Engineering a better way to rebuild bones inside the body
02 Jun 2014
Traumatic bone injuries such as blast wounds are often so severe that the body can't effectively repair the damage on its own. To aid the recovery, clinicians inject patients with proteins called growth factors. The treatment is costly, requiring large amounts of expensive growth factors. The growth factors also disperse, creating unwanted bone formation in the area around the injury.
Researchers bound the most clinically-used growth factor, BMP-2, with microparticles of the drug heparin at concentrations up to 1,000-fold higher than previously reported. Credit: Todd McDevitt/Rhys Black.
A new technology under development at the Georgia Institute of Technology could one day provide more efficient delivery of the bone regenerating growth factors with greater accuracy and at a lower cost.
In a recent study, researchers bound the most clinically-used growth factor with microparticles of the drug heparin at concentrations up to 1,000-fold higher than previously reported. The growth factor, called bone morphogenetic protein-2 (BMP-2), also remained bioactive after long periods of time spent bound to the microparticles.
''The net result is more efficient and spatially controlled delivery of this very potent and very valuable protein,'' said Todd McDevitt, an associate professor in the Wallace H. Coulter Department of Biomedical Engineering at Georgia Tech and Emory University. McDevitt is also the director of Georgia Tech's Stem Cell Engineering Center.
The study was sponsored by the National Institutes of Health (NIH) and the National Science Foundation (NSF). The research results were published May 28 in the online edition of the journal Biomaterials.

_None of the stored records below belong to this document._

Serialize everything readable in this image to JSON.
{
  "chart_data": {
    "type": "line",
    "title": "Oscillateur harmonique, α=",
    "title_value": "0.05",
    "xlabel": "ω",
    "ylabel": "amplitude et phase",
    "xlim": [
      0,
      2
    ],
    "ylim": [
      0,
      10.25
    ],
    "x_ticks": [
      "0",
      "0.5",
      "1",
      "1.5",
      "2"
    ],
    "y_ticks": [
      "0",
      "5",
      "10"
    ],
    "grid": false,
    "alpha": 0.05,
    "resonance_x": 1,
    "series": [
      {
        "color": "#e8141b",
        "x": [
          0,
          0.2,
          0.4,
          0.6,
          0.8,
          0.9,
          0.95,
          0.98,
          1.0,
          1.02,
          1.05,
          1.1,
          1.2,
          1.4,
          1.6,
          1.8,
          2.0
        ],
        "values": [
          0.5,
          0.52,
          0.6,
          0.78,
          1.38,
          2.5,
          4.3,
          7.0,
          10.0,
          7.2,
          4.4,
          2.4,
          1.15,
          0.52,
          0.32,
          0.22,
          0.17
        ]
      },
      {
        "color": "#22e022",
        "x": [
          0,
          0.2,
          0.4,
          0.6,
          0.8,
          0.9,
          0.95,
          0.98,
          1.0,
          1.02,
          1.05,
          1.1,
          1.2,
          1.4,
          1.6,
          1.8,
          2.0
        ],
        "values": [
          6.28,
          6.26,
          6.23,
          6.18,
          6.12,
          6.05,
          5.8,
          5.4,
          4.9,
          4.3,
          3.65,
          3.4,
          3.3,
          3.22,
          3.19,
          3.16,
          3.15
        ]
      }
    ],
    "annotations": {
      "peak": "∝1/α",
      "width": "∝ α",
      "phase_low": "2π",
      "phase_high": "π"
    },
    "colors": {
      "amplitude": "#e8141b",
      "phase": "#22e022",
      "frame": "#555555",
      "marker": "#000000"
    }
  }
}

The work was a joint effort of several labs that are part of Georgia Tech's Petit Institute for Bioengineering and Bioscience. Marian Hettiaratchi, a graduate student in McDevitt's lab, was the paper's lead author.
''This paper is a great example of the type of collaborative interdisciplinary research success that is enabled by three independent research groups working together towards solving a significant problem,'' said Robert Guldberg, executive director of the Petit Institute for Bioengineering and Bioscience.
''We are very excited about the potential for the heparin microparticle technology to improve the safety and efficacy of recombinant protein delivery for tissue regeneration clinical applications.''
The research team developed a method of fabricating pure heparin microparticles from a modified heparin methacrylamide species that can be thermally cross-linked to growth factors. The technology avoids the bulky materials currently used to deliver growth factors.
Heparin is a widely used anti-coagulant with chemical properties that make it ideal for binding to growth factors. The researchers found that heparin microparticles bound BMP-2 with high affinity, exceeding the maximum reported growth factor binding capacity of other heparin-containing biomaterials by greater than 1,000-fold.
Current BMP-2 delivery techniques use a collagen sponge, which releases large amounts of the drug in an initial burst. To compensate for the high initial dose, excess growth factor is loaded into the sponge, leading to non-specific and inefficient delivery of the drug. The new study reported that BMP-2 stayed tightly bound to the heparin microparticles, so it is released slowly over time. After 28 days, just 25 percent of the growth factor had been released from the microparticles.
"The microparticles developed in this work have an extremely high loading capacity for BMP-2, which represents an advantage over current technologies,'' said Johnna Temenoff, an associate professor in the Coulter Department.
''These microparticles can localise high concentrations of protein therapeutics in an area of tissue damage without introducing large amounts of biomaterial that may take up space and prevent new tissue formation."
BMP-2 also maintained its bioactivity as it was released from microparticles during an in vitro assay. BMP-2-loaded microparticles in physical contact with cell culture also stimulated an increase in the number of cells.
Future work in the project will be to ensure that the growth factor maintains its bioactivity in vivo when bound to the heparin microparticles.
''If we can get a more robust response by actually using less growth factor, then I think we're on to something that can be a more efficient delivery system,'' McDevitt said.